Putting country first means sharing your vision for America’s future with voters. What direction do you want to take this country? How do you see America’s place in the world? And if that’s not where we’re at now, how do we get there?
Putting country first is explaining how America should behave on the world stage. What should our priorities be? How should we work with allies? With foes?
Putting country first means explaining in clear, simple and concise language how the current economic crisis impacts our national security and what you intend to do about it. If you could lead your party, what would your solution to the economic crisis look like? Will your fellow Republicans in Congress follow you? If not, what do you do?
Putting country first means explaining why your running mate, Governor Sarah Palin, is qualified to step into your shoes and lead the free world on Day Two. Putting your country first, and your campaign second, is answering that question without once pivoting to attack your opponent, Senator Barack Obama. The selection of the vice presidential nominee is a test of the presidential candidate’s judgement — and it’s not graded on a curve. You either believe Governor Palin has national policy bona fides or she doesn’t. Putting country first is answering with a simple yes or no, and then explaining the reasons for your answer. If you don’t believe your vice president needs to be fully qualified to be president on Day Two, then explain why you think the risks that creates if something happens to you is justified.
Putting country first means explaining what he would do concerning Russia, Iraq, Afghanistan, Israel, Iran, North Korea, Iran, Darfur, and on-and-on. Specifics would be nice.
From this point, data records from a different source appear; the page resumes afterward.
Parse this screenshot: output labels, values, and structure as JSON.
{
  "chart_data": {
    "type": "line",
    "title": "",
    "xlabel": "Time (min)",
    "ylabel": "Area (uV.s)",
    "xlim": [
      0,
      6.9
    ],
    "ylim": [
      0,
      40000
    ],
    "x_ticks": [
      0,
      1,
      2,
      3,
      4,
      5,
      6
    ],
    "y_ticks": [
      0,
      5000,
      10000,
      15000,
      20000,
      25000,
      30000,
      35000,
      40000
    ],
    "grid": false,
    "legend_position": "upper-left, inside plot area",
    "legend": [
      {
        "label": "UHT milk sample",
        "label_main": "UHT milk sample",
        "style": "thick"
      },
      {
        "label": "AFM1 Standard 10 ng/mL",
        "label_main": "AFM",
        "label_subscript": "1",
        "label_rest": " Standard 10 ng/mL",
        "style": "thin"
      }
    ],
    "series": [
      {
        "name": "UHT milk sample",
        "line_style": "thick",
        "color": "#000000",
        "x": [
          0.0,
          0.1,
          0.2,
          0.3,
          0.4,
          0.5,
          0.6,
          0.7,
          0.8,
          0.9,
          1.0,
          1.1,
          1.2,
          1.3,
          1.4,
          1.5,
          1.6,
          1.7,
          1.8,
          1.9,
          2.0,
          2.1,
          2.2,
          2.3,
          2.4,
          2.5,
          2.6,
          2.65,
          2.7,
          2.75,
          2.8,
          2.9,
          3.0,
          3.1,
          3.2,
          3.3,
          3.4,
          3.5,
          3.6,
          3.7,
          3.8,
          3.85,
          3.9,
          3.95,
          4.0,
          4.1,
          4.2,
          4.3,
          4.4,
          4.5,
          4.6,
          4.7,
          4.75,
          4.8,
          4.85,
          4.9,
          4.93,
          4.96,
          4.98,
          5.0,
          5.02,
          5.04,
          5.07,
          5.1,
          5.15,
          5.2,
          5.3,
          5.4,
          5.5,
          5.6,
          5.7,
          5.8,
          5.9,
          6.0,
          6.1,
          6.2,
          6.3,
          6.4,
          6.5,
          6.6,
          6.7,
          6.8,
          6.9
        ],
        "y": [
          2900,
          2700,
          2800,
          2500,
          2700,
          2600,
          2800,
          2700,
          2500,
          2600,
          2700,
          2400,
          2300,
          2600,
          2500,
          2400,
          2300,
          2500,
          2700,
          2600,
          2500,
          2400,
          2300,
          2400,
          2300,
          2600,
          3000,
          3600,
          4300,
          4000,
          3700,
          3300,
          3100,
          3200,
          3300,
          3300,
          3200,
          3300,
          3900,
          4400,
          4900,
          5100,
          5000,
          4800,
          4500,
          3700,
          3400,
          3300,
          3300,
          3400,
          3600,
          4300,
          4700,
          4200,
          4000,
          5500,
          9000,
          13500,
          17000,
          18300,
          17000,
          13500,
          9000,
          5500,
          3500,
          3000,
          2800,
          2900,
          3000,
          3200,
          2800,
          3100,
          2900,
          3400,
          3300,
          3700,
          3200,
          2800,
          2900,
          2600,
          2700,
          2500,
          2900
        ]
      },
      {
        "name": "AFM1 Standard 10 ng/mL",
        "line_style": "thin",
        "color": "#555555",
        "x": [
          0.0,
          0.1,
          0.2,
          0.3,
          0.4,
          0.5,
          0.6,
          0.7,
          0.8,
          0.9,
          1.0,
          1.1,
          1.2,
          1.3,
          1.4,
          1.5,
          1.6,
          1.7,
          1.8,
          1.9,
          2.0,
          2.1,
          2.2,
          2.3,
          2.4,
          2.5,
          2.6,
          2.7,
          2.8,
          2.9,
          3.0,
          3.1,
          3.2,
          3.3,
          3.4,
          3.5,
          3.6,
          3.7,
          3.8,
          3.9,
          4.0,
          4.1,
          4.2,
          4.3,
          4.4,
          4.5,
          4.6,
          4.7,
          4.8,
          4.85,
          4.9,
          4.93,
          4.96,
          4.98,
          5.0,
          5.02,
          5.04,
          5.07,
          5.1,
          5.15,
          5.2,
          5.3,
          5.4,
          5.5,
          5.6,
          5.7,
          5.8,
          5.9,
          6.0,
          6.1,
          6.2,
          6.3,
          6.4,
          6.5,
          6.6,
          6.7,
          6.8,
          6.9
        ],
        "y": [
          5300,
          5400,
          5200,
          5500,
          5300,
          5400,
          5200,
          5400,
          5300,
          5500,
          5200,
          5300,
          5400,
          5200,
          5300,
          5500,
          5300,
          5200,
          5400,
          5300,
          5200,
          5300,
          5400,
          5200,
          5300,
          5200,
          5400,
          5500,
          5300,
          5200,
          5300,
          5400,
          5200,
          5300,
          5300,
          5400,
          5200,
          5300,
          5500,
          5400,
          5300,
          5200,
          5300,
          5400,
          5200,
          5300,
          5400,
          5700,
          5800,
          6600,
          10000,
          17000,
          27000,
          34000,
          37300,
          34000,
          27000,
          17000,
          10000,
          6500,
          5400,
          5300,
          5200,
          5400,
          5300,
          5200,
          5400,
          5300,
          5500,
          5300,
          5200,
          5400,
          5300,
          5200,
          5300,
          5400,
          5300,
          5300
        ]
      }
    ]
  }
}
Putting country first is articulating a coherent philosophy, strategy, approach or doctrine that places your plans for handling these hot spots into a coherent, consistent context.
Putting country first is about having a debate that is substantive, devoid of pre-packaged sound bite-sized attacks on your opponent or digressions into meaningless debate over inconsequential distractions like porcine make-up. Putting your country first is talking straight with the American people.
Of course, what’s required of Senator McCain is required of Senator Obama, too. Senator Obama should be required to answer these questions, along with addressing the experience gap between he and Senator McCain. If Senator Joe Biden is qualified to be president, in large part because of his experience on foreign policy, doesn’t that make Senator McCain qualified, too?
I understand the politics of what Senator McCain is doing. Hiding in Washington DC stirring up the already fragile politics surrounding the crafting of the government’s response to the economic crisis is a good way to overcome campaign challenges. That this tactic insults President George Bush by implying his administration is incapable of solving the problem without Senator McCain’s help is immaterial. It creates the impression Senator McCain is a hands-on, above-politics leader. That it interferes with negotiations among those members of Congress who matter is besides the point.
What’s ironic about all this is that Senator McCain has never been a leader on economic issues. If the crisis involved responding to another Russian intrusion into Georgia, having Senator McCain might be useful. He’s a proven record and substantial experience on those kinds of issues. But when it comes to helping resolve the mess in the nation’s securities, banking and financial markets he has been, and remains, a back-bencher.
Senator McCain’s Washington, D.C. photo opportunity is all about rebooting a campaign that had been floundering in the face of the meltdown on Wall Street. It’s a savvy move politically, and it might work. When my computer has a problem, the first thing I do is reboot it which often solves the problem.
But running for president isn’t the same as maintaining a PC. It’s about demonstrating the judgement and temperment required to lead the United States of America. It’s about leading the free world. One test of putting country first means forgoing what is politically savvy to what’s in the national interest. By undermining tonight’s debate and interfering with problem solving in Washington, Senator McCain fails that test.